- Born: January 21, 1936 Warren, Minnesota, U.S.
- Died: c. July 5, 2006 (aged 70) Manhattan, New York City, U.S.
- Education: University of Minnesota
- Occupations: Music critic; A&R executive; magazine editor;
- Writing career
- Period: 1960s–2006

= Paul Nelson (critic) =

American music critic (1936–2006)

Paul Nelson (January 21, 1936 — circa July 5, 2006) was an A&R executive, magazine editor, and music critic best known for writing for Sing Out!, The Village Voice and Rolling Stone.

Born in Warren, Minnesota, Nelson attended St. Olaf College before graduating from University of Minnesota, where he became acquainted with Bob Dylan and co-founded a seminal folk revival magazine, The Little Sandy Review. As a critic, he defended Dylan when he "went electric" at the Newport Folk Festival in 1965 and was instrumental in supporting the careers of Dylan, Clint Eastwood, Leonard Cohen, Elliott Murphy, Willie Nelson, Bruce Springsteen, Jackson Browne, Neil Young, Ramones, the Sex Pistols and Warren Zevon.

While employed by the A&R department of Mercury Records from 1970 to 1975, Nelson briefly served as David Bowie's publicist and championed such disparate artists as Rod Stewart, Doug Sahm, New York Dolls, Blue Ash, and Reddy Teddy. He also compiled the Velvet Underground's archival 1969: The Velvet Underground Live and made unsuccessful bids on behalf of the label for Springsteen, the Modern Lovers and Richard and Linda Thompson.

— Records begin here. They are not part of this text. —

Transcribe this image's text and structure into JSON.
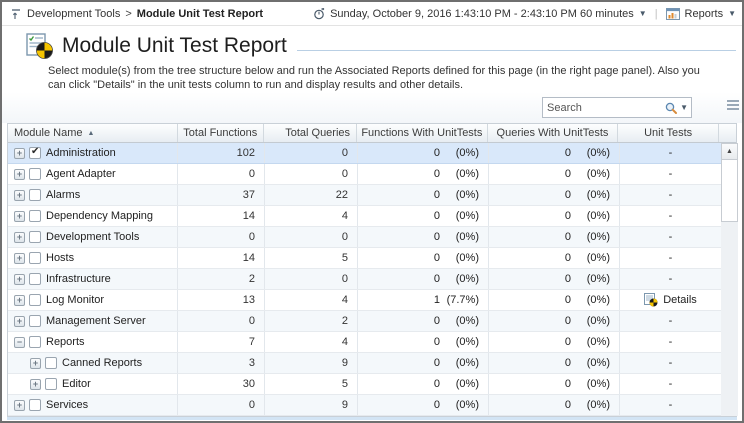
{
  "breadcrumb": {
    "parent": "Development Tools",
    "separator": ">",
    "current": "Module Unit Test Report"
  },
  "topbar": {
    "time_range": "Sunday, October 9, 2016 1:43:10 PM - 2:43:10 PM 60 minutes",
    "reports_label": "Reports"
  },
  "page": {
    "title": "Module Unit Test Report",
    "description": "Select module(s) from the tree structure below and run the Associated Reports defined for this page (in the right page panel). Also you can click \"Details\" in the unit tests column to run and display results and other details."
  },
  "search": {
    "placeholder": "Search"
  },
  "colors": {
    "selected_row": "#d9e8fa",
    "alt_row": "#f4f8fb",
    "title_rule": "#b9cfe4",
    "pie_yellow": "#f5c400",
    "pie_black": "#1a1a1a"
  },
  "table": {
    "columns": [
      {
        "label": "Module Name",
        "sorted": "asc"
      },
      {
        "label": "Total Functions"
      },
      {
        "label": "Total Queries"
      },
      {
        "label": "Functions With UnitTests"
      },
      {
        "label": "Queries With UnitTests"
      },
      {
        "label": "Unit Tests"
      }
    ],
    "rows": [
      {
        "name": "Administration",
        "level": 0,
        "expander": "plus",
        "checked": true,
        "selected": true,
        "total_functions": "102",
        "total_queries": "0",
        "func_ut": "0",
        "func_ut_pct": "(0%)",
        "query_ut": "0",
        "query_ut_pct": "(0%)",
        "unit_tests": "-"
      },
      {
        "name": "Agent Adapter",
        "level": 0,
        "expander": "plus",
        "checked": false,
        "selected": false,
        "total_functions": "0",
        "total_queries": "0",
        "func_ut": "0",
        "func_ut_pct": "(0%)",
        "query_ut": "0",
        "query_ut_pct": "(0%)",
        "unit_tests": "-"
      },
      {
        "name": "Alarms",
        "level": 0,
        "expander": "plus",
        "checked": false,
        "selected": false,
        "total_functions": "37",
        "total_queries": "22",
        "func_ut": "0",
        "func_ut_pct": "(0%)",
        "query_ut": "0",
        "query_ut_pct": "(0%)",
        "unit_tests": "-"
      },
      {
        "name": "Dependency Mapping",
        "level": 0,
        "expander": "plus",
        "checked": false,
        "selected": false,
        "total_functions": "14",
        "total_queries": "4",
        "func_ut": "0",
        "func_ut_pct": "(0%)",
        "query_ut": "0",
        "query_ut_pct": "(0%)",
        "unit_tests": "-"
      },
      {
        "name": "Development Tools",
        "level": 0,
        "expander": "plus",
        "checked": false,
        "selected": false,
        "total_functions": "0",
        "total_queries": "0",
        "func_ut": "0",
        "func_ut_pct": "(0%)",
        "query_ut": "0",
        "query_ut_pct": "(0%)",
        "unit_tests": "-"
      },
      {
        "name": "Hosts",
        "level": 0,
        "expander": "plus",
        "checked": false,
        "selected": false,
        "total_functions": "14",
        "total_queries": "5",
        "func_ut": "0",
        "func_ut_pct": "(0%)",
        "query_ut": "0",
        "query_ut_pct": "(0%)",
        "unit_tests": "-"
      },
      {
        "name": "Infrastructure",
        "level": 0,
        "expander": "plus",
        "checked": false,
        "selected": false,
        "total_functions": "2",
        "total_queries": "0",
        "func_ut": "0",
        "func_ut_pct": "(0%)",
        "query_ut": "0",
        "query_ut_pct": "(0%)",
        "unit_tests": "-"
      },
      {
        "name": "Log Monitor",
        "level": 0,
        "expander": "plus",
        "checked": false,
        "selected": false,
        "total_functions": "13",
        "total_queries": "4",
        "func_ut": "1",
        "func_ut_pct": "(7.7%)",
        "query_ut": "0",
        "query_ut_pct": "(0%)",
        "unit_tests": "Details",
        "details": true
      },
      {
        "name": "Management Server",
        "level": 0,
        "expander": "plus",
        "checked": false,
        "selected": false,
        "total_functions": "0",
        "total_queries": "2",
        "func_ut": "0",
        "func_ut_pct": "(0%)",
        "query_ut": "0",
        "query_ut_pct": "(0%)",
        "unit_tests": "-"
      },
      {
        "name": "Reports",
        "level": 0,
        "expander": "minus",
        "checked": false,
        "selected": false,
        "total_functions": "7",
        "total_queries": "4",
        "func_ut": "0",
        "func_ut_pct": "(0%)",
        "query_ut": "0",
        "query_ut_pct": "(0%)",
        "unit_tests": "-"
      },
      {
        "name": "Canned Reports",
        "level": 1,
        "expander": "plus",
        "checked": false,
        "selected": false,
        "total_functions": "3",
        "total_queries": "9",
        "func_ut": "0",
        "func_ut_pct": "(0%)",
        "query_ut": "0",
        "query_ut_pct": "(0%)",
        "unit_tests": "-"
      },
      {
        "name": "Editor",
        "level": 1,
        "expander": "plus",
        "checked": false,
        "selected": false,
        "total_functions": "30",
        "total_queries": "5",
        "func_ut": "0",
        "func_ut_pct": "(0%)",
        "query_ut": "0",
        "query_ut_pct": "(0%)",
        "unit_tests": "-"
      },
      {
        "name": "Services",
        "level": 0,
        "expander": "plus",
        "checked": false,
        "selected": false,
        "total_functions": "0",
        "total_queries": "9",
        "func_ut": "0",
        "func_ut_pct": "(0%)",
        "query_ut": "0",
        "query_ut_pct": "(0%)",
        "unit_tests": "-"
      }
    ]
  }
}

As the record reviews editor of Rolling Stone from 1978 to 1983, Nelson researched long features about Eastwood, Zevon and Ross Macdonald (only an expurgated version of the Zevon piece would see print) while mentoring a new generation of critics, including Kurt Loder, Charles M. Young and Mikal Gilmore. He frequently quarreled with publisher Jann Wenner over content (due to Nelson's backing, prominent laudatory reviews of the Dead Boys, Joy Division, and Public Image Ltd. were published) and length issues, precipitating his eventual resignation.

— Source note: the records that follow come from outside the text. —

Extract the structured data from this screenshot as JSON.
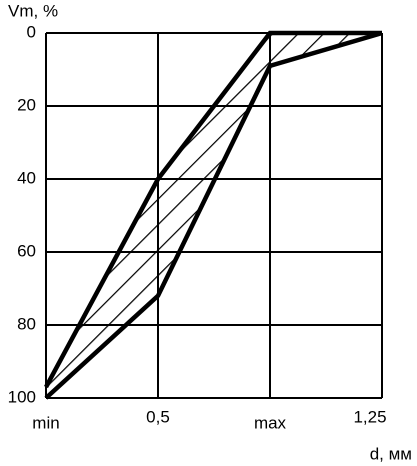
{
  "chart_data": {
    "type": "line",
    "y_label": "Vm, %",
    "x_label": "d, мм",
    "categories": [
      "min",
      "0,5",
      "max",
      "1,25"
    ],
    "series": [
      {
        "color": "#000000",
        "values": [
          97,
          40,
          0,
          0
        ]
      },
      {
        "color": "#000000",
        "values": [
          100,
          72,
          9,
          0
        ]
      }
    ],
    "ylim": [
      0,
      100
    ],
    "yticks": [
      0,
      20,
      40,
      60,
      80,
      100
    ],
    "y_inverted": true,
    "grid": true,
    "band_fill": "hatch"
  }
}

Although Nelson found transitory employment as a copy editor at The Jewish Week, attempted to write two major pieces on Cohen and Lucinda Williams for LA Weekly in 1993, and continued to sporadically contribute reviews to Musician and People until 1996, he largely recused himself from professional writing following his resignation from Rolling Stone, devoting most of his literary energies to an unfinished screenplay partially set during World War II. A devoted lifelong cinephile with predilections for John Ford's oeuvre and film noir, Nelson was an early adoptee of the videocassette recorder and enjoyed taping obscure exemplars of classic Hollywood cinema. Throughout much of this period, Nelson was employed as a clerk at Evergreen Video, a now-defunct specialty shop in the Greenwich Village neighborhood of Manhattan.

Nelson was found dead in his sublet apartment on the Upper East Side in July 2006. The Office of Chief Medical Examiner of the City of New York ruled that heart disease was the cause of his death. In a 2011 overview, Charlie Finch of Artnet commented on Nelson's lifestyle choices: "Nelson didn't drink or do drugs: what he did do was eat a hamburger and veal picatta for dinner, always with two Cokes, even for breakfast, while smoking Nat Sherman cigarettes, every day of his adult life."

Nelson was acquainted with the novelist Jonathan Lethem (with whom he shared newfound interests in Philip K. Dick's novels and the music of Chet Baker) in the mid-1980s; the character of Perkus Tooth in Lethem's 2009 novel Chronic City is partially inspired by Nelson. In November 2011, Fantagraphics Books published Everything Is an Afterthought: The Life and Writings of Paul Nelson, by Kevin Avery. Another book edited by Avery, Conversations With Clint: Paul Nelson's Lost Interviews with Clint Eastwood, 1979 - 1983, was published in December 2011 by Continuum Books, with a foreword by Lethem.